На кушетке металась Анна — тоненькая, бледная женщина двадцати восьми лет. Это была ее первая, долгожданная, выстраданная беременность после пяти лет бесплодия и нескольких кругов ада искусственного оплодотворения. Андрей Владимирович знал эту пару. Он вел Анну, видел, как светились глаза ее мужа Олега, который сейчас сидел в коридоре, сжав голову руками.
— Андрей Владимирович, давление падает, девяносто на шестьдесят, — тихо, но отчетливо произнесла анестезиолог Марина. — Кровопотеря растет. Надо ускоряться.
Самойлов кивнул.
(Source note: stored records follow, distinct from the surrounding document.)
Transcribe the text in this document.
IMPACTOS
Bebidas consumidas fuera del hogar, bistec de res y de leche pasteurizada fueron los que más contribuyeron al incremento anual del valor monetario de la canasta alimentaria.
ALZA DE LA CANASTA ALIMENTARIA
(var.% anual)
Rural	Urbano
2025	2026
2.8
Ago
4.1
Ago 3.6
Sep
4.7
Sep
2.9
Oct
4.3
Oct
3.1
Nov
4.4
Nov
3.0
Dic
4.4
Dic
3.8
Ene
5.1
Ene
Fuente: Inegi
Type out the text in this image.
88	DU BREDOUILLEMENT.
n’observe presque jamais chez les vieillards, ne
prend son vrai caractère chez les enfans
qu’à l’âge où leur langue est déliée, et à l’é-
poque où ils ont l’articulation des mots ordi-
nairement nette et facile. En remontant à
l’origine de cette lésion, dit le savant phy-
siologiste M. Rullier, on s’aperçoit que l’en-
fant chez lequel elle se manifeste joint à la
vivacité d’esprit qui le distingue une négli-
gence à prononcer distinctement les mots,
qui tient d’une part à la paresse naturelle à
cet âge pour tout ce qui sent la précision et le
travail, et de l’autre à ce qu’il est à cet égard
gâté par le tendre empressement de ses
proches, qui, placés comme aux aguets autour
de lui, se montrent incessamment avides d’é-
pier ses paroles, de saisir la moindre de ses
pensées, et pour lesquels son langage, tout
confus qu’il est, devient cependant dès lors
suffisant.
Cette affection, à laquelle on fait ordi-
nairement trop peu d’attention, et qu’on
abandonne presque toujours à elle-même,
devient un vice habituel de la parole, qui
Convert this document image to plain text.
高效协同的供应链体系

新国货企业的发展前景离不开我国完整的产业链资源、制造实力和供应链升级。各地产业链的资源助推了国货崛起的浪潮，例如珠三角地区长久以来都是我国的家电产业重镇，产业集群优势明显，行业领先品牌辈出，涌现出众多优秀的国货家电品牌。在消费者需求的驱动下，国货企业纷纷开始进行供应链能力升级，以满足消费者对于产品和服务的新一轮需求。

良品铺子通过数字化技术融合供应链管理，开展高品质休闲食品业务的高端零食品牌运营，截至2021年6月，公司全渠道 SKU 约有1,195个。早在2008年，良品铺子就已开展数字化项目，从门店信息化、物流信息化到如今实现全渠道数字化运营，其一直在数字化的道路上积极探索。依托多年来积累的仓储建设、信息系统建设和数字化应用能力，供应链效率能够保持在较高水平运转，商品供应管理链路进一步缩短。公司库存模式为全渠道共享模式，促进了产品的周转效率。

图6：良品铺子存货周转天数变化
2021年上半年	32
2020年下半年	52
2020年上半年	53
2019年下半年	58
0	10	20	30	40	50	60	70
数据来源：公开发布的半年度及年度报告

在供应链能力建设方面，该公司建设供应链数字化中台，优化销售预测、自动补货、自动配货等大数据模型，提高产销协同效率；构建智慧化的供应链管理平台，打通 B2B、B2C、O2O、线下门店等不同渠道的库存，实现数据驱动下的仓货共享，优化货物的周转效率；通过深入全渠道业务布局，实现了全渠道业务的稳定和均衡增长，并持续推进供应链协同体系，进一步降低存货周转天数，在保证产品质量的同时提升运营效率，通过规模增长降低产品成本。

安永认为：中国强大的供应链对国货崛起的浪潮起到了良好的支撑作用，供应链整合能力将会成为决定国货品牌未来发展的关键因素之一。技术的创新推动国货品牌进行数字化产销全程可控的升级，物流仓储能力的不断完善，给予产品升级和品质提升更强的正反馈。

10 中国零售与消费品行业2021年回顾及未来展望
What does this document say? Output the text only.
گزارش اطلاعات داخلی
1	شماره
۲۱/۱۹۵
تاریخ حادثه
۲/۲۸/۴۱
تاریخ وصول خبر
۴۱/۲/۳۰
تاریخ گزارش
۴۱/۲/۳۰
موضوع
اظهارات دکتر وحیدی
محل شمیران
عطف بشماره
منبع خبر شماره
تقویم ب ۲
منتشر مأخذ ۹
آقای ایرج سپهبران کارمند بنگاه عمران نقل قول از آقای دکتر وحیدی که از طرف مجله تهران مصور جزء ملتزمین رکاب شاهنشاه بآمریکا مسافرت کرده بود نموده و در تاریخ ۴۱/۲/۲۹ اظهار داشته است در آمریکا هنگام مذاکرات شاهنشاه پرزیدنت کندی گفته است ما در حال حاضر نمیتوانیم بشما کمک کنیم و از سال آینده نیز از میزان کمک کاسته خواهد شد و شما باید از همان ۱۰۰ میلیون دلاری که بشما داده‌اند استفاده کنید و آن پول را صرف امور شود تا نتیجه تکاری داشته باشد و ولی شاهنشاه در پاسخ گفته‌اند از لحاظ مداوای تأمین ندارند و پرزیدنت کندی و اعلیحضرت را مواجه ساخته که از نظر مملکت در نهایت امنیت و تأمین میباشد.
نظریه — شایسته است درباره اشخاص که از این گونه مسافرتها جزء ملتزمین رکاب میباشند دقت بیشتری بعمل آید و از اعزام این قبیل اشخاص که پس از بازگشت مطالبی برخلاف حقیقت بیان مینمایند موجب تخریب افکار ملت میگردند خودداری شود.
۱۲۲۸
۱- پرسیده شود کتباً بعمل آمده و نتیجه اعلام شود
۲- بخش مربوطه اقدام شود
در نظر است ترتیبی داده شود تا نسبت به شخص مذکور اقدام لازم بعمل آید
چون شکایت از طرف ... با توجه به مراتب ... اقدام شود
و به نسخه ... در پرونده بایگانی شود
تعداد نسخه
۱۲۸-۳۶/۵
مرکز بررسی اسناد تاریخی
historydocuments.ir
Перед ним стояла страшная дилемма, классический капкан медицинской этики, о котором пишут в учебниках, но к которому невозможно подготовиться в реальности. Законы неонатологии и инструкции Минздрава дают четкие границы жизнеспособности плода. Двадцать две недели — это самый край. Вес ребенка по УЗИ едва превышал пятьсот граммов. В таких случаях шансы на выживание исчисляются единицами процентов. Но страшнее было другое: шансы на то, что этот ребенок, если его удастся реанимировать, останется глубоким, безнадежным инвалидом с тотальным поражением центральной нервной системы, слепотой и глухотой, стремились к ста процентам.
Андрей Владимирович должен был принять решение. Формально, по протоколу, он обязан делать все для спасения плода. Но как врач он понимал, что агрессивная реанимация сейчас может превратить жизнь этой семьи в бесконечный, неизбывный кошмар, а саму Анну подвергнуть смертельному риску из-за продолжающегося кровотечения.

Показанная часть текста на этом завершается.